Deep Media and the Durability of Ideas

Deep Media – A while back I swore I was going to try and keep a running tally of new feeds I add to my daily RSS ingestion – the goal there was to try and give myself (if not you the reader) a more complete picture of the whos and whys of my online reading habits. Needless to say I have been a bit lazy in keeping to this regimen.

However, today I added a feed that is so completely within my philosophical wheelhouse I felt compelled to share it here. The blog (Deep Media) is for the upcoming book Welcome to the Hyperdrome by Wired columnist Frank Rose. In the author’s words:

The idea is to document—and where possible to participate in—the attempt to forge a new type of storytelling that’s native to the Internet. After centuries of linear storytelling, the Internet is encouraging the emergence of a radically new style of narrative—one that’s told through many media at once in a nonlinear fashion. Such narratives encourage you not merely to watch but to participate, and in the process they become something resembling a game. This is “deep media”: stories that are not just entertaining but immersive, that take you deeper than an hour-long TV drama or a two-hour movie or a 30-second spot will permit.

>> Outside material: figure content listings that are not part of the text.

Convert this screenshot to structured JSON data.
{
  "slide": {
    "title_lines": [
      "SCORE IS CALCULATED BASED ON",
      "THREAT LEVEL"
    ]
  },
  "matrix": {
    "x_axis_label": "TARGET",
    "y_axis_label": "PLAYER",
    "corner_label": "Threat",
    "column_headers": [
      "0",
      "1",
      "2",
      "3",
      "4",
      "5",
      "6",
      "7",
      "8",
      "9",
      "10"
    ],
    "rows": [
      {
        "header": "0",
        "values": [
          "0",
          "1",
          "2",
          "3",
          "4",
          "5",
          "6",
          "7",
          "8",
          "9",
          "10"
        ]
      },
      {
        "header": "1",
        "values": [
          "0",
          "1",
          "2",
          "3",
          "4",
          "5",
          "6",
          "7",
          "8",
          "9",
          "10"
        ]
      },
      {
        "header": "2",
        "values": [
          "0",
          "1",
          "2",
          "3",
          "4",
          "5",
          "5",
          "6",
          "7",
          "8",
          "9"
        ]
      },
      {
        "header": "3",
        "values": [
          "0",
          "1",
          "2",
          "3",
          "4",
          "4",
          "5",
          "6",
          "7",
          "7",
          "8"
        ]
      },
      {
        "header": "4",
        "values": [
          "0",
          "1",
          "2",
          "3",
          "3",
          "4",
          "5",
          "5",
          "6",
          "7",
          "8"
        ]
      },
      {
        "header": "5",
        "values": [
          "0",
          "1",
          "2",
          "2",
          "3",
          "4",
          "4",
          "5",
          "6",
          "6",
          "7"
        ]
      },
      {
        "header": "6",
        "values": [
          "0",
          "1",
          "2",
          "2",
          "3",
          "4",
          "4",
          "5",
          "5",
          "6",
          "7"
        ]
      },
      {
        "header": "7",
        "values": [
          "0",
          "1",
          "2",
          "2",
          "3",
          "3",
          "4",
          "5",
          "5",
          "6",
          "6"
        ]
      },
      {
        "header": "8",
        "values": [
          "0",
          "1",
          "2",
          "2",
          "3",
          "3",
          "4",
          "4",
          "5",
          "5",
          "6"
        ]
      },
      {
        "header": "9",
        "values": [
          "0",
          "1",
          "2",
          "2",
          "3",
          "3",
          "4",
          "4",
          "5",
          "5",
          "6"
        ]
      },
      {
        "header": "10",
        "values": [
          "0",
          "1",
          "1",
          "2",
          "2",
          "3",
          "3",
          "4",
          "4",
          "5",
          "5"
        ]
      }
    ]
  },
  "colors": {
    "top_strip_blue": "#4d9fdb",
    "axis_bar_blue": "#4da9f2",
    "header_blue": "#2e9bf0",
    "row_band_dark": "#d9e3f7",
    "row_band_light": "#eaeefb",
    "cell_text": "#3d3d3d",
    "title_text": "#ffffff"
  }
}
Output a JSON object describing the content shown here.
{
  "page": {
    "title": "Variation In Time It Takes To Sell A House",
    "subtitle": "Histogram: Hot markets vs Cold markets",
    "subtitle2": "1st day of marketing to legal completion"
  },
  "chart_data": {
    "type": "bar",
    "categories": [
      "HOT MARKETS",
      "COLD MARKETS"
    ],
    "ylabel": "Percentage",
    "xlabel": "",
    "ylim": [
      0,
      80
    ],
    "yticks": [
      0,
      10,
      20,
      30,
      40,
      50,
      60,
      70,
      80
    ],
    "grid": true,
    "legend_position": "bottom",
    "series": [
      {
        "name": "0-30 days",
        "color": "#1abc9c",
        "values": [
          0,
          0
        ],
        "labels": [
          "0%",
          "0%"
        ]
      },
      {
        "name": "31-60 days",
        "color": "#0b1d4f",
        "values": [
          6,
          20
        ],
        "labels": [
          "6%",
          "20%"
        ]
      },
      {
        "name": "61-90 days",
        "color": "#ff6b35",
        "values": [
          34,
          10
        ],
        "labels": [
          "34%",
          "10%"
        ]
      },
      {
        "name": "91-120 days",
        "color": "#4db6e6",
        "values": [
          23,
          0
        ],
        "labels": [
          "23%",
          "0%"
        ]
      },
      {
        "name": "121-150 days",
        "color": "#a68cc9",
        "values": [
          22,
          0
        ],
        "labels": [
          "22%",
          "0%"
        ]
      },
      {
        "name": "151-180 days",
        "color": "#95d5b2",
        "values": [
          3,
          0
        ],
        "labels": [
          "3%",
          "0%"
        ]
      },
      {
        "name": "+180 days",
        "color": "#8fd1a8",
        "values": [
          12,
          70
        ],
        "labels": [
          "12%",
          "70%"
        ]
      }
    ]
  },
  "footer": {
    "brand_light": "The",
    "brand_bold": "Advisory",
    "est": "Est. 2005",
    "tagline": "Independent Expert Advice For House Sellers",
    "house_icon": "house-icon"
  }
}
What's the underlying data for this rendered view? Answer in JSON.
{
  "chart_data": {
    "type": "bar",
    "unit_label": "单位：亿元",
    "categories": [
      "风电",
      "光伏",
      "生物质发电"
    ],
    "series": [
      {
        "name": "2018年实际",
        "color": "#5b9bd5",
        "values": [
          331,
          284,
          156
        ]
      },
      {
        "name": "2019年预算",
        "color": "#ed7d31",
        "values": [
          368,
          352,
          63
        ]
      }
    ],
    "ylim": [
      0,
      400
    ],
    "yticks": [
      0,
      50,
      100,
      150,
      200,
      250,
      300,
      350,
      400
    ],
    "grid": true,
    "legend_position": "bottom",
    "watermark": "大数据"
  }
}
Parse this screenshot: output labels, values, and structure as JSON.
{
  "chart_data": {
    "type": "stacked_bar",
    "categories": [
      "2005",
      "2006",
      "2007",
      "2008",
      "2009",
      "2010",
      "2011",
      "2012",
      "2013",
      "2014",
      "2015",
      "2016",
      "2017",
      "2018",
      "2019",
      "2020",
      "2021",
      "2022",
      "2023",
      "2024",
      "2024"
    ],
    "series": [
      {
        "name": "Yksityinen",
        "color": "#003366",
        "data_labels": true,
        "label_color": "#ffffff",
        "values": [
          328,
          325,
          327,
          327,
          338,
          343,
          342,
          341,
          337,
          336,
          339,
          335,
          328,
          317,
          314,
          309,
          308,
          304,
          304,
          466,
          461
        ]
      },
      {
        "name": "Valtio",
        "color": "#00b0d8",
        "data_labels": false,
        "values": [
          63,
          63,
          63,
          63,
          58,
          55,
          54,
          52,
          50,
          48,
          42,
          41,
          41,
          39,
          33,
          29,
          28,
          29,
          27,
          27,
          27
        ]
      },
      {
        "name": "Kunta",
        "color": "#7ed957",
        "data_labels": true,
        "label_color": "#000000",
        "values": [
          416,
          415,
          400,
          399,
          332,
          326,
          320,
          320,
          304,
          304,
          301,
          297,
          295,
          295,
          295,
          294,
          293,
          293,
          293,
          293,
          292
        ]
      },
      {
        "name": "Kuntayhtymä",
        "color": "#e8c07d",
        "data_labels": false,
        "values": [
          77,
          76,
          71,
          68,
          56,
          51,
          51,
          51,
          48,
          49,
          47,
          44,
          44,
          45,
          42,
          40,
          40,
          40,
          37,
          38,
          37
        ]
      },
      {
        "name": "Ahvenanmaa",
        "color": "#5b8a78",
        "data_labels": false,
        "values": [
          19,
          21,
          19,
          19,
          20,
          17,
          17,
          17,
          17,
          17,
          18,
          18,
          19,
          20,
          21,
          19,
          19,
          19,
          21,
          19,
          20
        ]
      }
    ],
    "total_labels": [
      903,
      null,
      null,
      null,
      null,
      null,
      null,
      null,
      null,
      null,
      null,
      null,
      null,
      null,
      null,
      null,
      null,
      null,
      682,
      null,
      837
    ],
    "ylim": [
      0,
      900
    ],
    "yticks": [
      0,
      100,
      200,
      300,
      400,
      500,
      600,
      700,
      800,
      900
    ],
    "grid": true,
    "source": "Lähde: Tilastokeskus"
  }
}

Great stuff. I toyed with very similar concepts in the early stages of thinking through my Master’s thesis – but a combination of facts (it was 1996, before literature was media, I was enrolled in a fairly conservative New Jersey teacher factory, none of my advisers had any real sense of what the internet was, they had a very formulaic structure for thesis writing) made it hard to do new types of work. So instead of traveling down the well worn road of academic literary theory I bailed.

In the decade plus it has been since I left the academic world sites like Deep Media and writers like Frank Rose (Henry Jenkins has to be singled out here as well) have provided me with the material I need to continue studying these ideas outside the institutional setting. For that reason I am excited to see just where he (we?) takes the blog and his book.